2

Над обрывом еще стоял запах скошенных трав. В последний раз убрали сено с этих горных лугов. Теперь здесь прокладывали новое шоссе.

Все село недоумевало, зачем понадобилось это шоссе. Никто не верил, что прежнее скоро окажется под водой.

Еще не изгладились на траве следы крестьянских телег, как на полянах засуетились рабочие. Первое время они неумело держали кирки и лопаты, смеялись друг над другом, подталкивая тачки. Но через несколько дней уже нельзя было отличить новичка от настоящего землекопа.

На краю поляны, за высоким остроконечным камнем стояла молоденькая девушка, почти совсем еще девочка, с батожком в руке. Ситцевая кофточка и юбка облегали ее крепкую фигурку.

Рядом притаился ее братишка. Оба совсем забыли про своих овец и не сводили глаз с работающих.

— Гошо, смотри! — прошептала Божурка. — Значит, правда…

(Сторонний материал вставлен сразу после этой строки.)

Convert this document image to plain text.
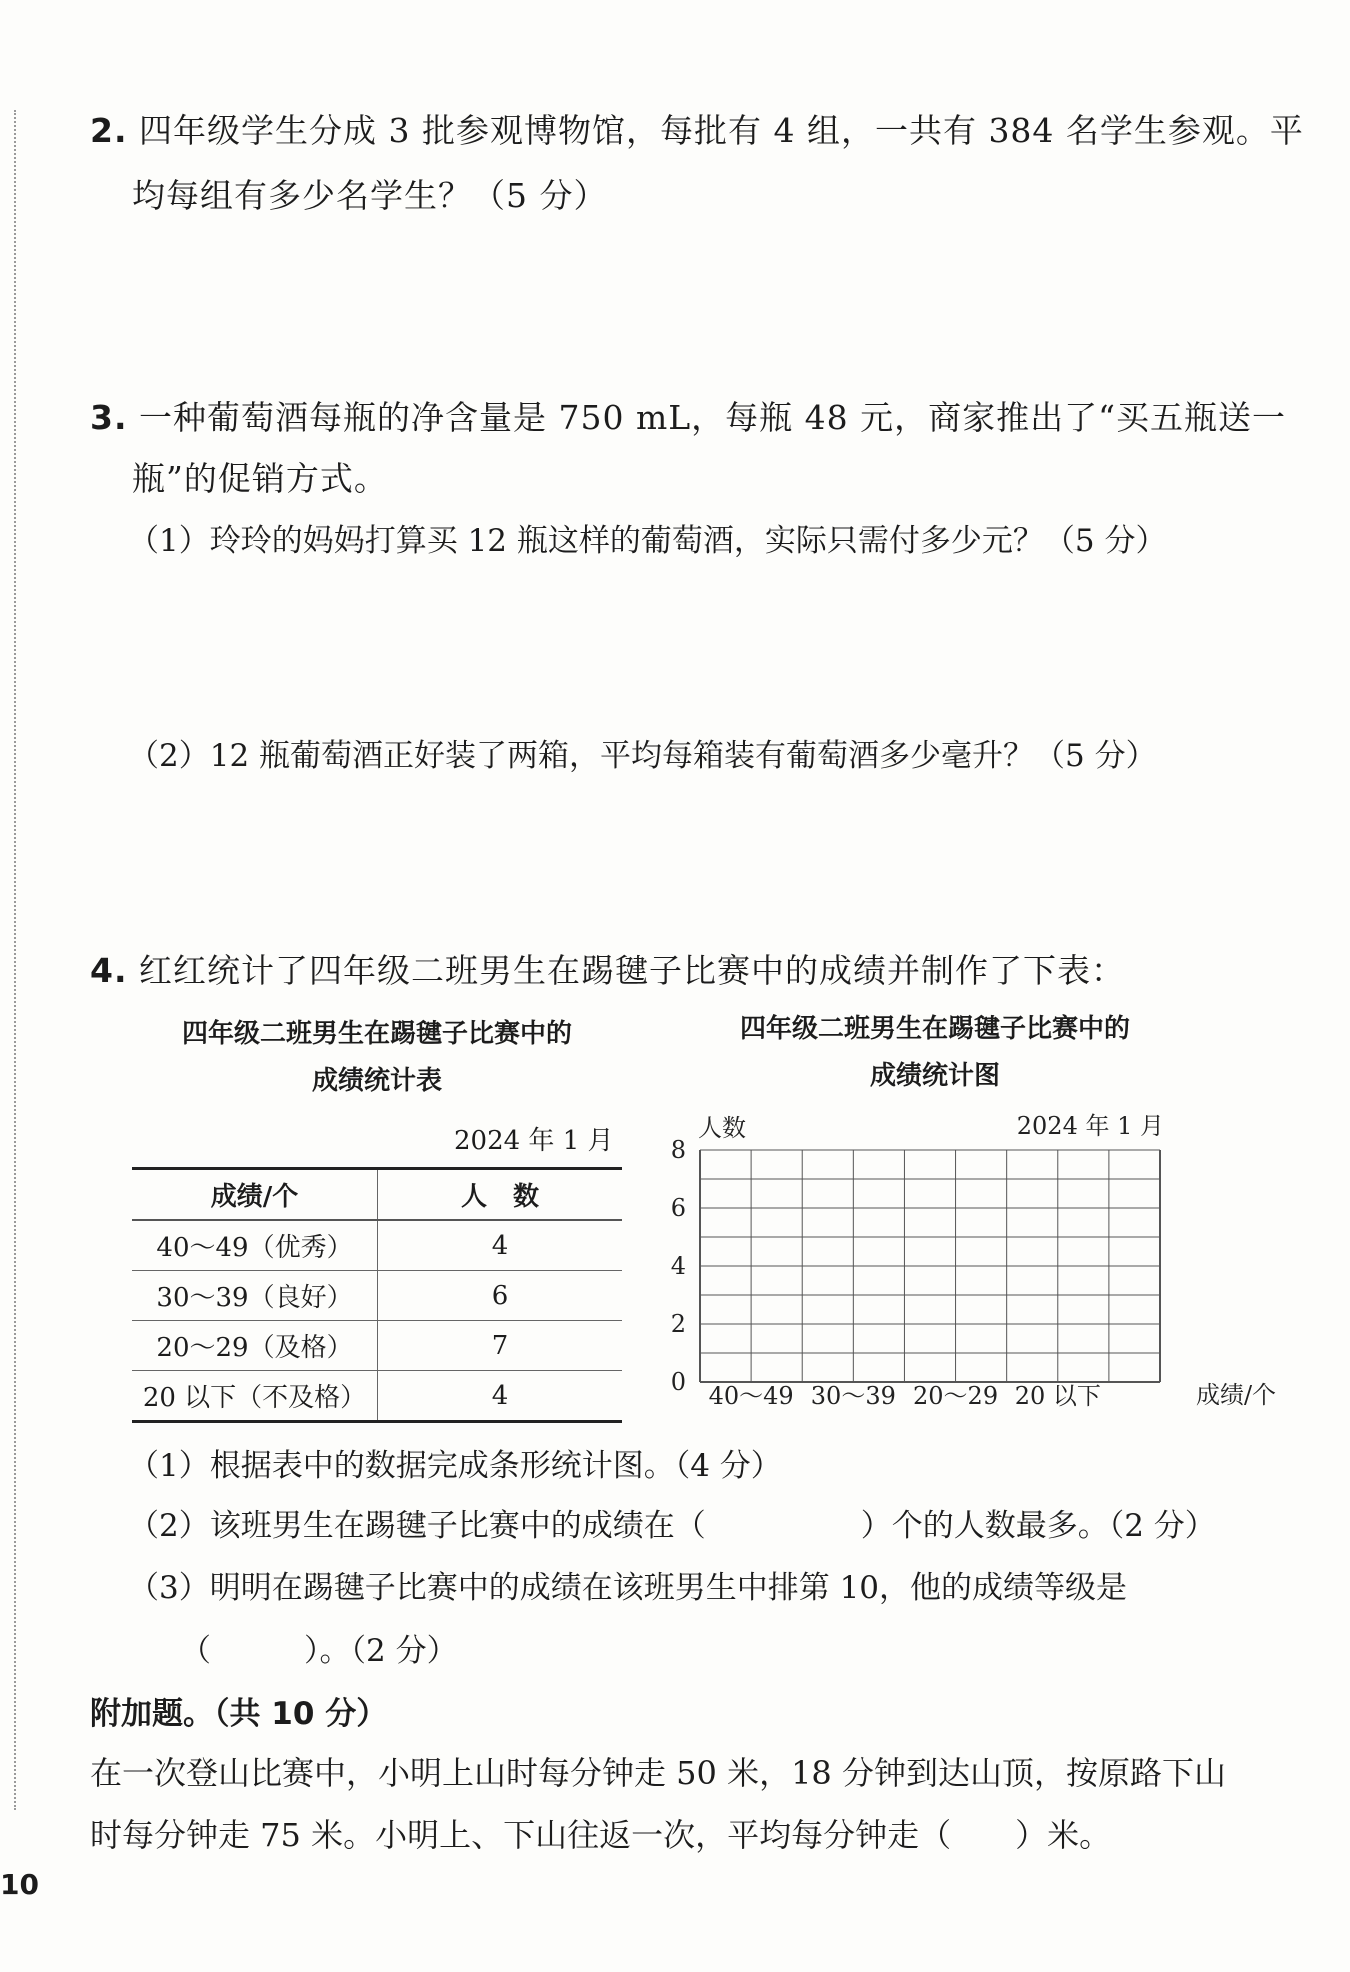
2. 四年级学生分成 3 批参观博物馆，每批有 4 组，一共有 384 名学生参观。平
均每组有多少名学生？（5 分）
3. 一种葡萄酒每瓶的净含量是 750 mL，每瓶 48 元，商家推出了“买五瓶送一
瓶”的促销方式。
（1）玲玲的妈妈打算买 12 瓶这样的葡萄酒，实际只需付多少元？（5 分）
（2）12 瓶葡萄酒正好装了两箱，平均每箱装有葡萄酒多少毫升？（5 分）
4. 红红统计了四年级二班男生在踢毽子比赛中的成绩并制作了下表：
四年级二班男生在踢毽子比赛中的
成绩统计表
2024 年 1 月
成绩/个	人　数
40～49（优秀）	4
30～39（良好）	6
20～29（及格）	7
20 以下（不及格）	4
四年级二班男生在踢毽子比赛中的
成绩统计图
人数	2024 年 1 月
0
2
4
6
8
40～49 30～39 20～29 20 以下	成绩/个
（1）根据表中的数据完成条形统计图。（4 分）
（2）该班男生在踢毽子比赛中的成绩在（　　　　　）个的人数最多。（2 分）
（3）明明在踢毽子比赛中的成绩在该班男生中排第 10，他的成绩等级是
（　　　）。（2 分）
附加题。（共 10 分）
在一次登山比赛中，小明上山时每分钟走 50 米，18 分钟到达山顶，按原路下山
时每分钟走 75 米。小明上、下山往返一次，平均每分钟走（　　）米。
10
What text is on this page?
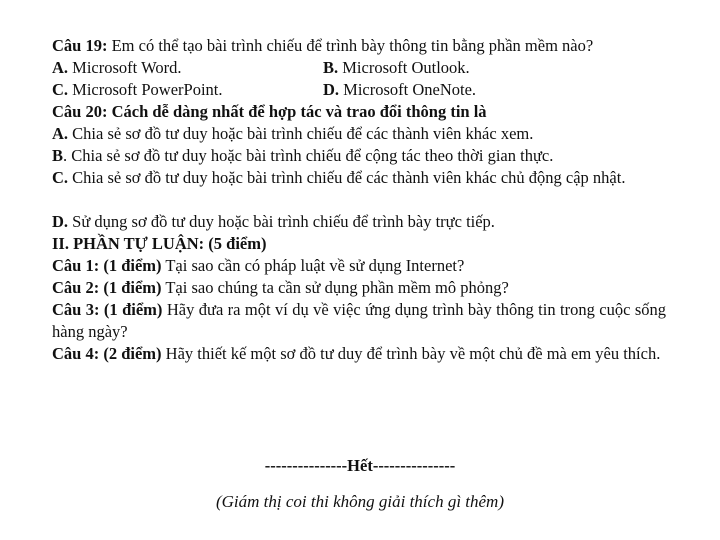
Câu 19: Em có thể tạo bài trình chiếu để trình bày thông tin bằng phần mềm nào?
A. Microsoft Word.	B. Microsoft Outlook.
C. Microsoft PowerPoint.	D. Microsoft OneNote.
Câu 20: Cách dễ dàng nhất để hợp tác và trao đổi thông tin là
A. Chia sẻ sơ đồ tư duy hoặc bài trình chiếu để các thành viên khác xem.
B. Chia sẻ sơ đồ tư duy hoặc bài trình chiếu để cộng tác theo thời gian thực.
C. Chia sẻ sơ đồ tư duy hoặc bài trình chiếu để các thành viên khác chủ động cập nhật.
D. Sử dụng sơ đồ tư duy hoặc bài trình chiếu để trình bày trực tiếp.
II. PHẦN TỰ LUẬN: (5 điểm)
Câu 1: (1 điểm) Tại sao cần có pháp luật về sử dụng Internet?
Câu 2: (1 điểm) Tại sao chúng ta cần sử dụng phần mềm mô phỏng?
Câu 3: (1 điểm) Hãy đưa ra một ví dụ về việc ứng dụng trình bày thông tin trong cuộc sống hàng ngày?
Câu 4: (2 điểm) Hãy thiết kế một sơ đồ tư duy để trình bày về một chủ đề mà em yêu thích.
---------------Hết---------------
(Giám thị coi thi không giải thích gì thêm)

— О чем это ты? — спросил мальчик, сдвинув шапку назад, так что копна прямых волос упала ему на лоб. Он, как и сестра, был совсем светлый. В деревне их звали белобрысыми.

— Да то правда, что здесь копают.

— А я знал это, — гордо ответил Гошо. — Бай[1] Злати давно мне рассказывал! Он работает внизу, где будет озеро. Потому я тебя сюда и позвал.

— А ведь батя не велел нам пасти тут овец: наверху взрывают. Может овец камнями убить. Если он узнает, что мы были здесь, — держись!

— А где же они?.. Божурка, нет их. Разбежались.

— Кто? — рассеянно спросила девушка.

— Да овцы!

— Ай-ай-ай!

И оба бросились в заросли кустарника на противоположном склоне. Мальчик прибежал первым и, чтобы остановить барана-вожака с колокольчиком, бросил перед ним куртку.

Собрав стадо, Божурка с братишкой вернулись на прежнее место.

— Гляди-ка, Божурка, и девчата копают!

— Ишь ты, в штанах, как парни. Даже тачки возят. Мы, когда работали на холме, не нагружали их так сильно.

Мальчика заинтересовало другое.

Парни дружно налегали на длинный железный прут, подсунутый под обломок скалы, но никак не могли сдвинуть глыбу. Какой-то юноша взобрался на соседний уступ, замахнулся киркой, стараясь отколоть еще немного.

— Упадешь. Обвяжись!

Ему бросили веревку. Паренек обвязался вокруг пояса, спустился пониже и, едва удерживаясь на одной ноге, продолжал свое дело.

Гошо, как зачарованный, подвигался к той группе. Тянул за рукав и сестру. Мимо них пробежал бригадир, вывалил из тачки землю. Божурка вздрогнула и отшатнулась.

— Эй, девушка! — задорно крикнул парень. — Хватит смотреть, иди-ка помоги!

— Божурка, — прошептал Гошо, — спроси их, что тут делается.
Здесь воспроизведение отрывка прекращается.